Compartilhando Experiências: Grito de Liberdade

Autora: Mídia.Crawl

O Projeto “Grito de Liberdade – do Brasil para o Mundo”  nasceu em 2016 com o objetivo de mostrar o cotidiano de um casal que largou suas vidas para viajar a bordo de um motorhome em busca de novas culturas e experiências. De repente, o que era para ser um caminho para a descoberta interior, se tornou um propósito de vida. Quer saber mais sobre essa aventura? Acompanhe essa entrevista exclusiva da Wheelstels.

Erick Ribeiro é formado em engenharia civil. Ele nasceu na periferia e, sob comando da sua mãe, que sempre o incentivou a estudar para ter oportunidades na vida, literalmente comeu as folhas do caderno para aprender a tabuada. Debora Andreta é enfermeira. Também de família humilde, se formou na mesma época de Erick.

Foi na faculdade onde eles se conheceram, há 11 anos. Em 2014, completando três anos de casados, tinham a vida profissional e financeira estável quando começaram a questionar seus reais propósitos de vida. Foi quando começaram a elaborar o plano de vida que tiraria suas rotinas daquilo que a sociedade impunha como “normal”: casar, trabalhar, ter filhos e construir uma casa. O objetivo: conhecer novos horizontes. “Não saímos para fugir de nada.

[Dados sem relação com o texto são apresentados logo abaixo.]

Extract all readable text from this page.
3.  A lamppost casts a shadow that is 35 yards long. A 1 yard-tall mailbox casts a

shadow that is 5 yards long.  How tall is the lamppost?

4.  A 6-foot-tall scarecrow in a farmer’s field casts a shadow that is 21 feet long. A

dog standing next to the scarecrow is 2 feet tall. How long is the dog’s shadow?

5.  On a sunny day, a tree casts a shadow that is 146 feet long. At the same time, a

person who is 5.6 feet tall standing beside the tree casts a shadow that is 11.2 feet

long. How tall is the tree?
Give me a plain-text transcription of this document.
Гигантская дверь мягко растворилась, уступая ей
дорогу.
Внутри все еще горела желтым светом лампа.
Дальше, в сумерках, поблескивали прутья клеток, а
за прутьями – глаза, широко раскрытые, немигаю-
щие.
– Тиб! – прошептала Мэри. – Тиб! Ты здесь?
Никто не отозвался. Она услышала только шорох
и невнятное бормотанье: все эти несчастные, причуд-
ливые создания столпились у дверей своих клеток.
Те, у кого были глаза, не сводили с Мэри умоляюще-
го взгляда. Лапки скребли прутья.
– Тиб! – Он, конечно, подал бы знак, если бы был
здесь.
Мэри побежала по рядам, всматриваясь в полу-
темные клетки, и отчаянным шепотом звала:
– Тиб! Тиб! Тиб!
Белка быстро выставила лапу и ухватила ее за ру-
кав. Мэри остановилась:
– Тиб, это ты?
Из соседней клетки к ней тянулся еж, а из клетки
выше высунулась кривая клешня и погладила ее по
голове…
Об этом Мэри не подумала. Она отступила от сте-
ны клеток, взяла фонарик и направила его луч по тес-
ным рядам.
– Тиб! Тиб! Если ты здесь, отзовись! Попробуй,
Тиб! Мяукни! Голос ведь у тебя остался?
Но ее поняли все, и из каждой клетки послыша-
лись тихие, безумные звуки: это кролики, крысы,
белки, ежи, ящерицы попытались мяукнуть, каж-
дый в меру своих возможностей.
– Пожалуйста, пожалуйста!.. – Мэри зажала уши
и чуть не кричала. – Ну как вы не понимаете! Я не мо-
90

Mas para entender nosso propósito de vida”, completa Erick. “Tinha uma Débora presa em mim que não sabia como sair. Ela queria gritar, era só isso que eu sabia. Foi assim que nasceu o projeto Grito de Liberdade: de um incômodo. Um desejo por ‘algo a mais’”, revela a enfermeira.

Dono de um perfil racional, Erick admite que elaborar um planejamento para que pudessem mudar de vida foi parte indispensável para essa guinada. E para isso foram necessários dois anos até que a partida acontecesse. 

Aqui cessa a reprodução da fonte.